Sent from my iPad using Tapatalk


----------



## hedge hog (Apr 12, 2017)

Some dealer are not liking this new line up of washers and the lighting system that is all China made
I have a lot of Stihl products 
And would to add the washer if it had a Honda 
And it's funny that in all of there ads for the washers they never show the motor side 
I think they will be a great unit and still waiting to see some reviews before I rule them out 



Sent from my iPhone using Tapatalk


----------



## Bedford T (Apr 12, 2017)

Which ever you buy. Pick up a case of Briggs & Stratton pump saver and use it at the end of your run.
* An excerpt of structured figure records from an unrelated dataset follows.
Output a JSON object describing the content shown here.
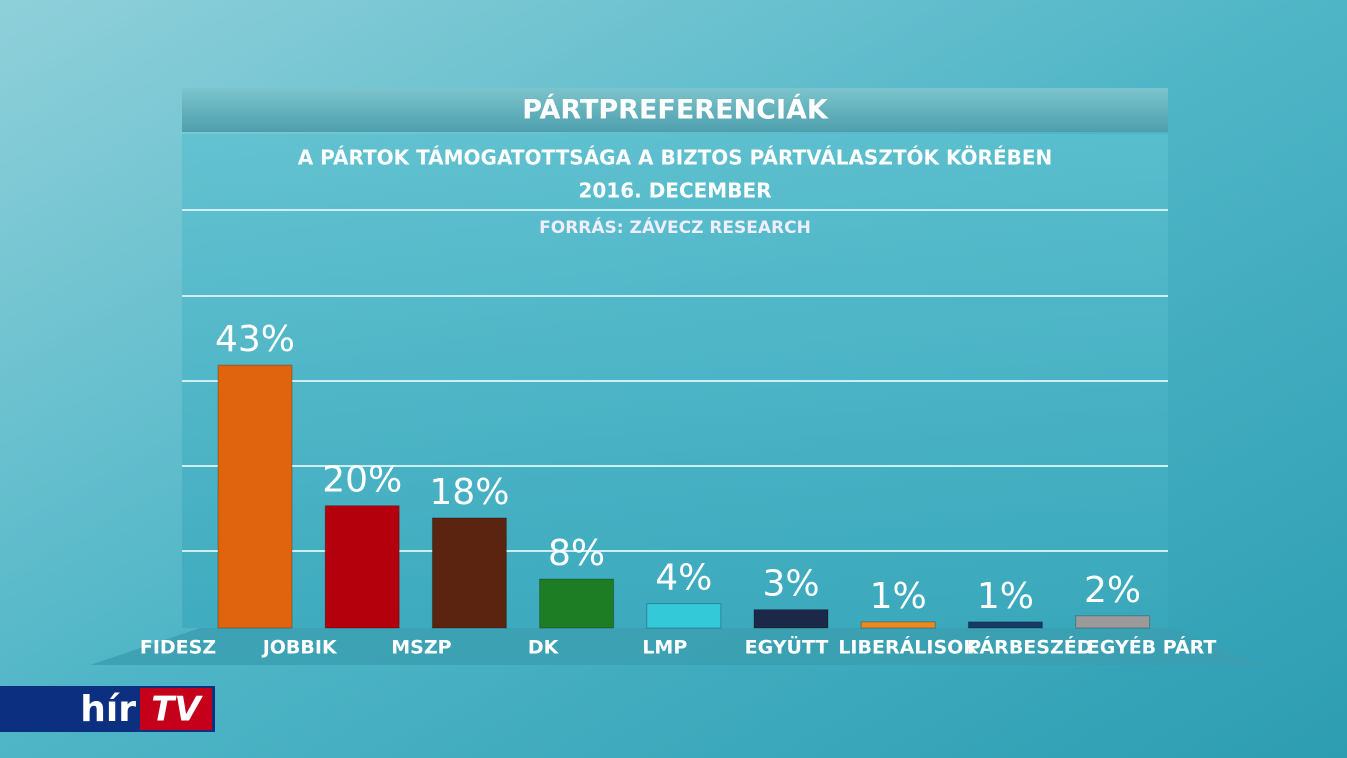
{
  "chart_data": {
    "type": "bar",
    "title": "PÁRTPREFERENCIÁK",
    "subtitle": [
      "A PÁRTOK TÁMOGATOTTSÁGA A BIZTOS PÁRTVÁLASZTÓK KÖRÉBEN",
      "2016. DECEMBER",
      "FORRÁS: ZÁVECZ RESEARCH"
    ],
    "categories": [
      "FIDESZ",
      "JOBBIK",
      "MSZP",
      "DK",
      "LMP",
      "EGYÜTT",
      "LIBERÁLISOK",
      "PÁRBESZÉD",
      "EGYÉB PÁRT"
    ],
    "values": [
      43,
      20,
      18,
      8,
      4,
      3,
      1,
      1,
      2
    ],
    "value_labels": [
      "43%",
      "20%",
      "18%",
      "8%",
      "4%",
      "3%",
      "1%",
      "1%",
      "2%"
    ],
    "colors": [
      "#e0640e",
      "#b3000c",
      "#5a2410",
      "#1d7d24",
      "#34c9d9",
      "#1b2847",
      "#e88a22",
      "#173a66",
      "#9a9a9a"
    ],
    "ylim": [
      0,
      70
    ]
  },
  "logo": {
    "left": "hír",
    "right": "TV"
  }
}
You will get good at using it and each can is good for 2 maybe 3 treatments depending on pump size. It blow water out and coats the pump. I use it before it's first spring use all year and once on January when it's been sitting for a few months. It will love you long long time.


----------



## Highdesignfool (Apr 13, 2017)

Bedford T said:


> Which ever you buy. Pick up a case of Briggs & Stratton pump saver and use it at the end of your run. You will get good at using it and each can is good for 2 maybe 3 treatments depending on pump size. It blow water out and coats the pump. I use it before it's first spring use all year and once on January when it's been sitting for a few months. It will love you long long time.



I couldn't agree more with the pump saver comment. I use the same Briggs pump saver on my little Karcher with a Honda gc motor. The pumps are always a weak link on a cheaper unit like mine. I've had two cans of the stuff that the button sticks and it blows a whole can through the pump before you can react. It makes a huge mess!


----------